The flowery prose of Nicholas Sparks has singlehandedly kept Kleenex in business since “The Notebook” made the former pharmaceutical salesman the King of the Weepie. The latest big-screen Sparksisms—tearstained romantic letters, lines like, “Love requires sacrifice… always,” and passionate make-out sessions—come in the form of “The Longest Ride,” an intergenerational romance starring Clint-spawn Scott Eastwood, Britt Robertson, Oona Chaplin and Alan Alda.
This time around Sparks tells of “Two stories separated by time, connected by fate.”
The first couple is twenty-something sorority sister Sophia Danko (Robertson) an art major—“I love art,” she gushes, “I love everything about it.”—lured to the rodeo by her housemate with the promise of “the hottest guys you’ve ever seen.” There she lays eyes on a cowboy named Luke (Eastwood)—aren’t all cowboys named Luke?—a bull rider trying to make a comeback after almost being killed the last time he competed. They lock eyes and you know it won’t be long before they’re line dancing off to happily-ever-after land. “Before I met you the closest I got to cattle was steak,” she coos.
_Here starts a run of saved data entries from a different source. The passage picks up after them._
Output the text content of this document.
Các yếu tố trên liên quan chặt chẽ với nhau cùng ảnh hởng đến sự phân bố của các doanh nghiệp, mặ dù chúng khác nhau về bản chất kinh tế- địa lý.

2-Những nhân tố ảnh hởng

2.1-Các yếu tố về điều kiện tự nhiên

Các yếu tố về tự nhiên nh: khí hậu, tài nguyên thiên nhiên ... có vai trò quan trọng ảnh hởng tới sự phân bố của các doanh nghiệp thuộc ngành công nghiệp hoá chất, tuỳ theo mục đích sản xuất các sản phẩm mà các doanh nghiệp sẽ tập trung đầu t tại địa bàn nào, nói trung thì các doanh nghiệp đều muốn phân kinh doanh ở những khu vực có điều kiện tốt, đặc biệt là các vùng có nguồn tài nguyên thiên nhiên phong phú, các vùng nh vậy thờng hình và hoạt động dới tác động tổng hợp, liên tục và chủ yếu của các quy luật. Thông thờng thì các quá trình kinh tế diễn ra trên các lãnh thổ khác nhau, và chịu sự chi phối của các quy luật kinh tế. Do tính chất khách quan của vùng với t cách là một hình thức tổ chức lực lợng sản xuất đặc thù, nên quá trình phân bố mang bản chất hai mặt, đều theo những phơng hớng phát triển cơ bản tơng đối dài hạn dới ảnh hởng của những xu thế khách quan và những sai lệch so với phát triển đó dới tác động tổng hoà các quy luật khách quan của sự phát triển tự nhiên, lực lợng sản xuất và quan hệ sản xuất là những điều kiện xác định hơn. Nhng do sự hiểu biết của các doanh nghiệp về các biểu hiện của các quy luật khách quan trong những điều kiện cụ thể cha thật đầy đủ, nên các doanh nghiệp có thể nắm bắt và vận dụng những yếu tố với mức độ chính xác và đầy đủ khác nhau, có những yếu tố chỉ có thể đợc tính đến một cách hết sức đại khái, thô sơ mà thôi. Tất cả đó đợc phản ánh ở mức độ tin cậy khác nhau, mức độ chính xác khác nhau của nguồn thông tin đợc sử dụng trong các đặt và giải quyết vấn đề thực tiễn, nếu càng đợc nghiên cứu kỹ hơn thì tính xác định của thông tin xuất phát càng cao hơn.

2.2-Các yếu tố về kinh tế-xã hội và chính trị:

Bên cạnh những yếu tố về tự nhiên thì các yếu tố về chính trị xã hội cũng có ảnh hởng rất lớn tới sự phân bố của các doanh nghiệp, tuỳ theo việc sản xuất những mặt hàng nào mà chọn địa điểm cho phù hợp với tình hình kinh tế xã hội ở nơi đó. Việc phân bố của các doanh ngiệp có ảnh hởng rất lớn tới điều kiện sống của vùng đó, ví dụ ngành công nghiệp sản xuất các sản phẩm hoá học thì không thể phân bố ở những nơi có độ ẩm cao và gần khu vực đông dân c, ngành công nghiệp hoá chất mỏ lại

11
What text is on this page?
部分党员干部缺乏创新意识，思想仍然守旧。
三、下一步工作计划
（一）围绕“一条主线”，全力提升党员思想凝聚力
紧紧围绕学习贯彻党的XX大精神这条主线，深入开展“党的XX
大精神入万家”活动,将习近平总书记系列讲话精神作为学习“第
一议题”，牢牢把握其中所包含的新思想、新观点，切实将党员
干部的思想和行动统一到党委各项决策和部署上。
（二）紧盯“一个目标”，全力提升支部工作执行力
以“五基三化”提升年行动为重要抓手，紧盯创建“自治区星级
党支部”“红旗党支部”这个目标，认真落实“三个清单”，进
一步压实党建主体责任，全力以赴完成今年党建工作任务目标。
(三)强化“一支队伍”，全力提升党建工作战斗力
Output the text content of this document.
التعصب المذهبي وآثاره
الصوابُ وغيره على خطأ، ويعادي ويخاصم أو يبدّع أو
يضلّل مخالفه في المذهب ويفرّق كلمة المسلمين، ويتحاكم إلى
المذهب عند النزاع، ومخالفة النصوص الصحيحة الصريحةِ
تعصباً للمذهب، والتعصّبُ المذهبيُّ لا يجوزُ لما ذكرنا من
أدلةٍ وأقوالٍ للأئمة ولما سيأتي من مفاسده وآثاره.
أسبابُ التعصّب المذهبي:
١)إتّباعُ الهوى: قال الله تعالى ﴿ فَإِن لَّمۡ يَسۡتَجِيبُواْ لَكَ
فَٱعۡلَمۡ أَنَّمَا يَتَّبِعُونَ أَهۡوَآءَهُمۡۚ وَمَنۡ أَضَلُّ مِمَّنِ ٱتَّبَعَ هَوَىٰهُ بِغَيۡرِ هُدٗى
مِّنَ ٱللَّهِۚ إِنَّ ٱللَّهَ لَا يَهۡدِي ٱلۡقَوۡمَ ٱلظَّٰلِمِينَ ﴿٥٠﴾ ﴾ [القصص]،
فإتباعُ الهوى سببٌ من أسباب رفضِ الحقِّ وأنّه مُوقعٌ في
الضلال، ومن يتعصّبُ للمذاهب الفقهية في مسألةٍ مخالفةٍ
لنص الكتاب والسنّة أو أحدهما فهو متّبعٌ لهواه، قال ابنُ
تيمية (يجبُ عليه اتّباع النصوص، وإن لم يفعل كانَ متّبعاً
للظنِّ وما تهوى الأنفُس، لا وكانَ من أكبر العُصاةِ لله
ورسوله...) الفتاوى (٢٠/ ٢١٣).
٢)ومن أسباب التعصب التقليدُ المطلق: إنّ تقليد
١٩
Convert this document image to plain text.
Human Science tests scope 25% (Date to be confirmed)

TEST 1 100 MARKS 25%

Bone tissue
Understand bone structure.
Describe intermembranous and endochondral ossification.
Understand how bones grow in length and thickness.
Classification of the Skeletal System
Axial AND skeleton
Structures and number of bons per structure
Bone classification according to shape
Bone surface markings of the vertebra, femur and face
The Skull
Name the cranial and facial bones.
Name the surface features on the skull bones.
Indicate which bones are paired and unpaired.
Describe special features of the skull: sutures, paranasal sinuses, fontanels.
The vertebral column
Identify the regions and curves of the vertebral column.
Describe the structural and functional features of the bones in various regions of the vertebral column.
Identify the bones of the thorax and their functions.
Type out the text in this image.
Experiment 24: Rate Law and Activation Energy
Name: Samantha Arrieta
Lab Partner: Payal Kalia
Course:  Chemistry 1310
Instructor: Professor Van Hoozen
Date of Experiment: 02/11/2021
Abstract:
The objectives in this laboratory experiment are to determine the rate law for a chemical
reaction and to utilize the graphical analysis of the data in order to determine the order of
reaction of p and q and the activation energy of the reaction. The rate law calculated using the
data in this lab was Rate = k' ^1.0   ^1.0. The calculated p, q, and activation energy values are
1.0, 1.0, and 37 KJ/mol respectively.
Fate brings them in contact with ninety-year-old widower Ira Levinson (Alda). Driving home from a date the newly besotted couple spots a nasty car crash on a remote road. They rescue Ira, but the accident has left him near death. The only thing that keeps him going is the urging of his late wife Ruth (Chaplin).
That’s right, dead Ruth gets Sparksified, brought back to life as an ephemeral spirit through the reading of old letters (and sepia toned flashbacks) that recount their life and the ups and downs of marriage.
Brought together by circumstance, the couple’s lives mix and match, as the stories—one existing in memory, the other at the rodeo—converge and they learn about sacrifice, bull ridin’ and the power of love to overcome the challenges life throws in the way of romance.
“The Longest Ride” made me cry, but not in the way Nicholas Sparks intended.
The movie takes place in a world where ranch hands and Warhols co-exist and couples are expected to walk off into the sunset hand in hand. In other words it’s Über Harlequin; an alternate universe romance where two tangentially related stories can be fused together by tears and warm group hugs.
There are parallels between the tales—both men are North Carolina “country bumpkins” who fall for women from out of state, both couples take pictures in photo booths, both have “I don’t know how to make this work” moments and Sophia is about to go to New York to intern at a gallery while Ira left town to go to war—but mostly the stories are tied together by an abundance of Sparksian clichés. There’s the “elevated kiss”—most famously used in “The Notebook” when Ryan Gosling hoisted Rachel McAdams over his head and locked lips—which is overused here as are the obligatory “lake scene,” longing glances and reliance on epistolary to tell the story.
Ira’s letters to Ruth make up the backbone of the romance, but they don’t exactly make sense. To push the story forward they are written in a weird stilted way—“I took over my dad’s booming business while you taught at school”—that appears to be telling Ruth a story she was already familiar with, you know, having lived it and all. It’s a strange way to provide exposition and makes the movie narration heavy.
Stranger still are some of director George Tillman Jr.’s choices. The cross cutting between love making and a bull riding lesson may be the least subtle thing ever and couldn’t feel any less romantic. Add to that one of the worst war scenes in recent memory, close-ups of rage-a-holic bulls and you walk away not feeling filled with romance, but as though you have messed with the bull and gotten the horn.